[OmniOS-discuss] CA certs redux

Paul B. Henson henson at acm.org
Fri Nov 2 22:57:42 EDT 2012


On 11/2/2012 6:40 PM, Theo Schlossnagle wrote:

> I think we'd still want a unified file somewhere.  Several apps want
> to load all known CAs in one go, and that is a bit easier from a
> file.

Hmm, true; having both is probably best.

> I think this does the trick:

Cool, thanks. I'm not sure what changed between the previous stable and 
this one, but it looks like openssl (or at least wget) isn't looking for 
the individual hashed files anymore:

# truss wget https://www.csupomona.edu/ 2>&1 | grep /usr/ssl
open64("/usr/ssl/cert.pem", O_RDONLY)           = 3

So just putting them there might not change anything, wget will continue 
to use the single file version.
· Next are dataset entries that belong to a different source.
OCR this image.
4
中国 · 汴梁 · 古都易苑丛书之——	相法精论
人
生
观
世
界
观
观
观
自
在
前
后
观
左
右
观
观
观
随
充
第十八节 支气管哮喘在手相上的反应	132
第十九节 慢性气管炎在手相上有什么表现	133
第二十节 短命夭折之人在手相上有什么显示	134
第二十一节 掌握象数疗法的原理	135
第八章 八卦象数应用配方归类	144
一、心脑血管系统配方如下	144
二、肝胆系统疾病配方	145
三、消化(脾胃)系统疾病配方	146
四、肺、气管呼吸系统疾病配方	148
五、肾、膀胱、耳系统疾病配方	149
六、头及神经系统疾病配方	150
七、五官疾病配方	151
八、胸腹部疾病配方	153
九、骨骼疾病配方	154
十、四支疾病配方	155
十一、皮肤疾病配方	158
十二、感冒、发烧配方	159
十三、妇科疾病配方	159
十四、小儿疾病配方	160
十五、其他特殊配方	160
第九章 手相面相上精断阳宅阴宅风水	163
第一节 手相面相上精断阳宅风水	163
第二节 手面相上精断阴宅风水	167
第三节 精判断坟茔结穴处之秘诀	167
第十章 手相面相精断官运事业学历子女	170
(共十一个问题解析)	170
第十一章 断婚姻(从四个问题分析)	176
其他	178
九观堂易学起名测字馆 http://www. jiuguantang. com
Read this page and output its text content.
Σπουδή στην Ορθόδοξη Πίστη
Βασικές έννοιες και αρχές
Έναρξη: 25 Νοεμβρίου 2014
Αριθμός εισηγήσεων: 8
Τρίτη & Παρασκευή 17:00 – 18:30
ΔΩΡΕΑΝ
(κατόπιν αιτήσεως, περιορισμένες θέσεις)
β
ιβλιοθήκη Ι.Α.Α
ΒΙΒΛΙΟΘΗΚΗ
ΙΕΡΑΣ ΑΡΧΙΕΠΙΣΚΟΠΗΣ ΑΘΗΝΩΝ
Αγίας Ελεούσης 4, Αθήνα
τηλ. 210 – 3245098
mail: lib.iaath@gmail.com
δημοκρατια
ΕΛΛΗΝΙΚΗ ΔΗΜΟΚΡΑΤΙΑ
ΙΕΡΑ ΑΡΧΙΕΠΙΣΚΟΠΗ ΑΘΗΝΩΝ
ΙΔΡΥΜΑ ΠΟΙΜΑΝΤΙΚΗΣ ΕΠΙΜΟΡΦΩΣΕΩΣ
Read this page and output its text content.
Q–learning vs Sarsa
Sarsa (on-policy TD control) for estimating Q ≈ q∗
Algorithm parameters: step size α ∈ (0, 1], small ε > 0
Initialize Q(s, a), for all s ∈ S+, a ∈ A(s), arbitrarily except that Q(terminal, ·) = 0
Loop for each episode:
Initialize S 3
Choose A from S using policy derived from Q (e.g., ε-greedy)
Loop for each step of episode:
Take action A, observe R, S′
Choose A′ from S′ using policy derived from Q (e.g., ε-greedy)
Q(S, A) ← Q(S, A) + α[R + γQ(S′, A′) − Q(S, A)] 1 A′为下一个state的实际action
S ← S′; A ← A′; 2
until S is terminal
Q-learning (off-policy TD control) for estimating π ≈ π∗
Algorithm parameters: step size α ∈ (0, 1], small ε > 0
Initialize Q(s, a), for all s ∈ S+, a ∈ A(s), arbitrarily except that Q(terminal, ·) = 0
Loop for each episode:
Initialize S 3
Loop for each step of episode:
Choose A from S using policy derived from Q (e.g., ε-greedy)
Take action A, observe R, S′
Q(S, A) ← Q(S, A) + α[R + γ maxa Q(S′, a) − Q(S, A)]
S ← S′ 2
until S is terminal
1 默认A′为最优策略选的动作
If you just use 'openssl s_client' it 
doesn't even appear to have a default location, you always have to 
specify -CAfile or -CApath, so maybe it's a different version of wget 
with a different default openssl configuration? I no longer have my 
previous stable install to poke at so I'm not sure exactly. Even if I 
explicitly tell wget to use a certificate directory it still seems to 
just use the single file:

# truss wget --ca-directory=/usr/ssl/certs https://www.csupomona.edu/ 
2>&1 | grep /usr/ssl
open64("/usr/ssl/cert.pem", O_RDONLY)           = 3

Dunno 8-/. Other than wget not appearing to look for them, your diff 
looks good to me as far as creating them and making them available.

One pedantic concern is that the mozilla nss library includes its own 
bundled version of CA certs, which would potentially be different than 
these? That probably won't be a problem in practice though.

A different question, why put stuff in /usr/ssl? It looks like there are 
the certificates (which will now be linked to /etc/ssl), man pages 
(which aren't in the default man path and thus not found), a misc 
directory with the CA stuff in it, and an empty private directory.

If openssl is configured to look directly in /etc/ssl, the man pages 
were installed in /usr/share/man, that just leaves the CA directory and 
the empty private directory. It looks like at least some linux 
distributions dump the CA directory in /etc/ssl, another possibility 
would be /usr/share/openssl. I'm not sure what typically goes in the 
private directory? There's nothing in that directory on any of my stuff.

Anyway, thanks much for tuning up the certificate directory. Other than 
that, the last three paragraphs were just design idealism ;).